声掛けと同時に襖を開くと、槇寿郎は既に着替えを終えていた。
「母上の着物を借り受けに参りました!」
「ああ、そこに用意してあるから持って行きなさい」
「ありがとうございます!!」
示された場所に置いてある着物を手にすると、杏寿郎は再び名前が待つ客間へ急いだ。
「ハァ・・・まったく、騒々しい息子だ」
ドタバタと走り去る息子の所業に溜め息を吐きつつ、苦笑しながら槇寿郎は厨へと足を向けた。
「名前、着替えを持って来た。入っても良いだろうか」
襖越しに、部屋の中に居るであろう彼女へと声を掛けたが、返事がない。
「・・・失礼する!」
意を決して杏寿郎が襖を開くと、部屋の隅で炎柱の羽織りに包まり丸くなって眠る名前の姿があった。

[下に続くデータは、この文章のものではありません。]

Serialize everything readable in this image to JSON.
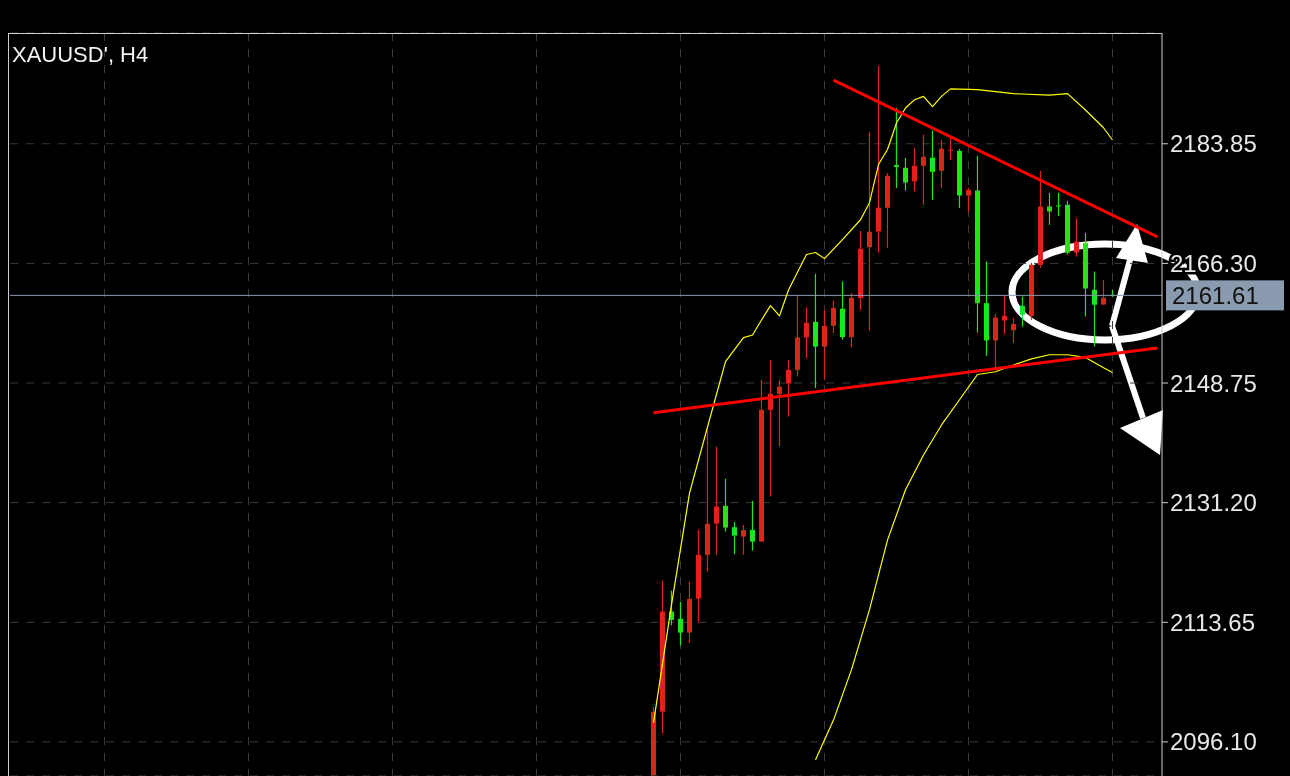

まだまだ暖かい季節とは言え、濡れた衣服は早急に着替えなければ風邪を引いてしまう。
「名前・・・起きてくれ」
杏寿郎が近付いて肩を揺り動かすと、伏せられた目蓋がピクリと反応する。
「ん・・・煉獄、さん」
「うむ、目が覚めたか。気分はどうだ?母の着物を持って来たのだが、起きて着替えられるか?」
「あ、はい・・・何とか、大丈夫みたいで、す・・・着物?」
杏寿郎の手にある襦袢や帯紐、菫色の単衣に白い帯等を目にした名前がゆっくりと身体を起こすと、炎柱の羽織りがスルリと肩から滑り落ちた。
途端に濡れた衣服の冷たさを感じ、くしゃみが出る。